Grandfather’s tears fuel research into tactile internet – ultra-low-latency tech that allows ‘virtual touching’
- Researcher Zhanwei Hou had never seen his father cry until a video call involving Hou’s newborn child, who his parents had been unable to visit in person
- Now he’s making strides in technology where users can ‘touch’ over the internet, which has applications from medical diagnoses to shopping
In October last year, Sydney-based couple Zhanwei Hou and Haiqin Li welcomed a healthy baby boy. For the first-time parents, the arrival of Baoxi brought a lot of joy – and a tinge of sadness.
Travel bans and border closures introduced to control the spread of Covid-19 have divided families and loved ones, and Australia has some of the strictest border restrictions in the world. This means Hou’s parents – who live in the Chinese city of Zhangjiakou, in Hebei province – have not been able to visit.
The last time Hou saw his parents was Christmas 2019. His wife’s parents are also in China, along with his wife’s brother and two nieces.
While families have stayed connected via computers and mobile phones during the pandemic thanks to video calls and the sharing of photos, they are missing personal contact.
“During one video call to my parents, the baby started crying – maybe he was hungry or sleepy. Babies cry a lot – it’s to be expected,” Hou says. What he didn’t expect was his 64-year-old father’s emotional reaction.
“I had never seen my father cry and I didn’t understand why he was so emotional,” he says. “Later I realised it was very hard for my parents because they have not been able to touch the baby.

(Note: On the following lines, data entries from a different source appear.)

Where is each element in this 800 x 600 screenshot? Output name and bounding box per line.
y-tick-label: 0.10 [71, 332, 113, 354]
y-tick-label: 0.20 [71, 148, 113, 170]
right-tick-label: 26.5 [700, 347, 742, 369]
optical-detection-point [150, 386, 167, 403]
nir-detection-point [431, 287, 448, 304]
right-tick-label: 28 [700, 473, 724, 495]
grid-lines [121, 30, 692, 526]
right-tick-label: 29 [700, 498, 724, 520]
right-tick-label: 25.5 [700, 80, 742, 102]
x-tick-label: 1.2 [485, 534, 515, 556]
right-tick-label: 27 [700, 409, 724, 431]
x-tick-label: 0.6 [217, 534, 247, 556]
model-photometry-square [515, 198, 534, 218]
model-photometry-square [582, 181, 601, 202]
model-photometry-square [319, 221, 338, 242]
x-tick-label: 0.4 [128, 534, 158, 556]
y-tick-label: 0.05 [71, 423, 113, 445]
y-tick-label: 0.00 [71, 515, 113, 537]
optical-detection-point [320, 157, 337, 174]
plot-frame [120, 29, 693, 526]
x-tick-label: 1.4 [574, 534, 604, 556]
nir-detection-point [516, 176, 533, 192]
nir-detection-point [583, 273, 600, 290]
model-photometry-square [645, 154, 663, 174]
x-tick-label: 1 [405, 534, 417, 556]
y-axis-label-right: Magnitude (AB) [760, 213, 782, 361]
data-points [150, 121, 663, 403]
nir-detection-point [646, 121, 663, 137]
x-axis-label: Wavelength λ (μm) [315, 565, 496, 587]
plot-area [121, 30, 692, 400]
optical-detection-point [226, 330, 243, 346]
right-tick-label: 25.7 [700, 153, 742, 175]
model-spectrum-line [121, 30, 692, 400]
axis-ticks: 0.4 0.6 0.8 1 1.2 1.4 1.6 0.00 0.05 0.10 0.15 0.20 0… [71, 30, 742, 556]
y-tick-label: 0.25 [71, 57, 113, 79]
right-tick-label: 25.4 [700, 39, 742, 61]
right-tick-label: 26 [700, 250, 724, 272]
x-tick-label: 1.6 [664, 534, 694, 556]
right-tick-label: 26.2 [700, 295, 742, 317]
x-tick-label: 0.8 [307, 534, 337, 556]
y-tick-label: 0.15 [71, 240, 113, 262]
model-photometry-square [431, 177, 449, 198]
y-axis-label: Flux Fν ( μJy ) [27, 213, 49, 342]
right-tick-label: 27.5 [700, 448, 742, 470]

What my parents want more than anything – they have even dreamt about it – is to pinch my son’s chubby arms and lull him to sleep.”
The call motivated Hou, a researcher at the University of Sydney’s Centre for IoT and Telecommunications, to pursue work on the tactile internet, which he says is the future of communication. It allows the real-time transmission of haptic information – touch, motion, vibration and surface texture, for example – over the internet, in addition to conventional audiovisual information.
Despite lockdowns over the past year, Hou has dedicated himself to his mission, driven and determined, spending time in the university when others were stuck at home.
At the core of the research is the development of a low-latency communication method, he says, referring to a tactile internet system that executes tasks and returns haptic feedback results in the shortest amount of time possible.
“Currently the internet mainly supports the transmission of visual and audio media,” Hou says. “For tactile internet to work, we need to reduce latency and increase precision so that there is no perceptible lag.”
He hopes that, in the next five to 10 years, this will allow users to “touch over the internet and allow families to hug and colleagues to shake hands while geographically separated”.
While the technology is complicated and cutting-edge, Hou – an electrical and information engineering expert – makes the process sound simple. On the Zoom screen he plays a demonstration video.
For a person to touch something or someone remotely, he says, a user wears a highly sensitive glove or some type of tactile device which can render the sense of touch and transfer that sensation to the user. The receiver wears a device, such as a robotic avatar, that mimics the movement of the human operator and collects the touch feedback using tactile sensors.
While the pandemic has created the perfect environment to showcase technology such as the tactile internet, Hou says it’s important to stress that these networks are designed to supplement human touch, not replace it.
“I’m not an expert in psychology, but we know that physical touch is very important to early child development, human communication, and physical and mental well-being,” he says.
The tactile internet has numerous applications, he says, such as helping consumers feel a fabric when shopping online, or diagnosing a medical condition for a remote patient. “What we are doing is developing the fundamental communication technology for these sort of use cases in tactile internet.”
The technology also has potential uses in arts and education, such as remotely helping people learn to play the piano or create calligraphy.
The collaborators on the project – Professor Branka Vucetic, Professor Yonghui Li and Dr Changyang She – are helping design a method involving algorithms to achieve zero user-experience delay.
“Tactile communication and touch applications will be at the heart of 6G technology and ‘industry 5.0’– which are based on next-generation technologies aimed to improve interactions and collaboration between humankind and machines,” Vucetic said in a statement. “To achieve this, our technology is using deep learning to increase reliability and reduce latency for optimised communications.”